Я на практике мог убедиться, что жизнь и смерть зависят от мельчайших, пустячных обстоятельств: по этой или той улице ты пошёл на работу, пришёл ли ты к знакомому на час или двадцать минут позже, закрыты или открыты были двери подъезда во время уличной облавы. В то же время не следует думать, будто бы я, ведомый инстинктом самосохранения, выбирал — выражаясь языком естественных наук — оптимальную стратегию, стратегию максимальной предусмотрительности. Нет, нередко я шёл навстречу опасности. Иногда потому, что считал это нужным, но иногда это было просто совершенной беспечностью и даже безумием. И теперь ещё, вспоминая о такого рода отчаянных и идиотских поступках, я ощущаю страх, смешанный с удивлением, — отчего и зачем я вёл себя именно так. К примеру, красть боеприпасы со «склада трофеев германских военно-воздушных сил» (я имел туда доступ как работник немецкой фирмы) и передавать их какому-то незнакомому мне человеку, о котором я знал лишь то, что он участник Сопротивления, я считал своим долгом. Но если мне надо было доставить в условленное место, допустим, какое-нибудь оружие как раз перед началом комендантского часа, а пользоваться трамваем при этом строжайше запрещалось (надо было идти пешком), я всё же ехал трамваем. Однажды украинский полицейский в чёрной форме прыгнул на подножку трамвая и прижался ко мне сзади, чтобы ухватиться за ручку двери; это могло кончиться для меня очень плохо. Я проявил несубординацию, легкомыслие и глупость и всё же поступил именно так. Что это было — вызов судьбе или недомыслие? Я и теперь не знаю.
Мне гораздо легче понять, почему я несколько раз побывал в гетто, когда оно ещё существовало. Ведь там у меня были знакомые. Все они или почти все, насколько мне известно, погибли осенью 1942 года в газовых камерах концлагеря Белжец.
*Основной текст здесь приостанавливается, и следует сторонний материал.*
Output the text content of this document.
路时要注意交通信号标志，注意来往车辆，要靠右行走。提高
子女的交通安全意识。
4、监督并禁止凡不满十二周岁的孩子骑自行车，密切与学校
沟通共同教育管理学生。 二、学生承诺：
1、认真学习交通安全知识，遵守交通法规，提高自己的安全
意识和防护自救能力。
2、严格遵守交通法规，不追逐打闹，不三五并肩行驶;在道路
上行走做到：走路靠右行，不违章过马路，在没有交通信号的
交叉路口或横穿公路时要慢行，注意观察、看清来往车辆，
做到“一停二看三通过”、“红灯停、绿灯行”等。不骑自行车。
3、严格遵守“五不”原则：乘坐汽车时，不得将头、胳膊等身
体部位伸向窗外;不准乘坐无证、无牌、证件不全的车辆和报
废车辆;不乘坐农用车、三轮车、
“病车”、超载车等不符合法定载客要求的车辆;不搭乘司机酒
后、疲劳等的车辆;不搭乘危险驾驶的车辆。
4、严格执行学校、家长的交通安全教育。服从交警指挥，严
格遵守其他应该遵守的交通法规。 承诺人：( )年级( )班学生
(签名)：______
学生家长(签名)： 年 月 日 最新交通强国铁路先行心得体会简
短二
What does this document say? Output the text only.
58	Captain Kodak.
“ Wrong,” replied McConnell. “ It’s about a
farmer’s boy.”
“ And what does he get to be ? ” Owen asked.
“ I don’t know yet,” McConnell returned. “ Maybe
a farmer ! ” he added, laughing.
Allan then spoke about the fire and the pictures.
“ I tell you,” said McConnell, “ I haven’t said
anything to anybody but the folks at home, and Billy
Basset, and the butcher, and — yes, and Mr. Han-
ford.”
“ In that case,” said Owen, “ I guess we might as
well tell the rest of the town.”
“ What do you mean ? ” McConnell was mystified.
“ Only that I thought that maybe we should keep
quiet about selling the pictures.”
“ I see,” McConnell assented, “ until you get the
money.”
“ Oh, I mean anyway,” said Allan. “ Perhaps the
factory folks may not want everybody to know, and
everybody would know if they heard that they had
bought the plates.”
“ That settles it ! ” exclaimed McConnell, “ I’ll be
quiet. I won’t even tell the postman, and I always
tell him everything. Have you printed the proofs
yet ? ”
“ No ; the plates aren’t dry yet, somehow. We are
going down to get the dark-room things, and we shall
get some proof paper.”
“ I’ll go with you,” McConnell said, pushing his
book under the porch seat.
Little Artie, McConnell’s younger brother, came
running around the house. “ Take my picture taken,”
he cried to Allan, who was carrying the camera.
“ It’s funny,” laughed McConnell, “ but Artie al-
Здесь уже возникает вопрос: есть ли какая-нибудь причинно-следственная связь между тем, что я рассказал, и моим писательским призванием, и даже больше того — с тем, что мне удалось достичь как писателю? (Причём, разумеется, автобиографические тексты наподобие «Высокого Замка» исключаются из рассмотрения.) Я думаю, что такая связь есть, что вовсе не случайно такую важную роль играет в моих книгах случай как созидатель судьбы. Ведь мне довелось жить в совершенно различных общественных системах. Я уяснил себе огромные различия между ними — бедная, но независимая капиталистическая (если это подходящее определение) довоенная Польша, Рах Sopietica [Мир по-советски (лат.)] 1939—1941 годов, немецкая оккупация, вторичный приход Красной Армии, послевоенные годы уже в совершенно иной Польше. Но не только различия. Я узнал ещё, до какой степени хрупки общественные системы, как ведут себя люди в экстремальных условиях, насколько непредсказуемым становится человек под непереносимым давлением — его решения никогда или почти никогда нельзя предвидеть. Я хорошо помню, какие чувства я испытывал при чтении романа Сола Беллоу «Планета мистера Саммлера». Книга понравилась мне настолько, что я перечитал её несколько раз. И всё же большая часть переживаний его героя, мистера Саммлера, в оккупированной немцами Польше звучала как-то фальшиво. Беллоу, опытный романист, наверняка собирал необходимый материал для своей книги. Он, например, допустил лишь одну бросающуюся в глаза ошибку, дав горничной-польке имя, не встречающееся у поляков. Но это мелочь, которую можно исправить одним лишь взмахом пера. Хуже другое: не совпадает «атмосфера», неуловимое Нечто, которое, быть может, удалось бы выразить в словах тому, кто сам пережил всё это. Речь идёт не о правдоподобии тех или иных эпизодов. Тогда случалось самое неправдоподобное, самое невероятное. Речь идёт об общем впечатлении — оно-то и заставляет меня предположить, что всё это Беллоу знает лишь по рассказам, что он находился в положении исследователя, который получил составные части целого, упакованные порознь, и теперь пытается собрать их. Скомпоновать их таким образом, чтобы, к примеру, из кислорода, азота, водяного пара и аромата цветов возникла атмосфера определённого участка леса в определённый утренний час.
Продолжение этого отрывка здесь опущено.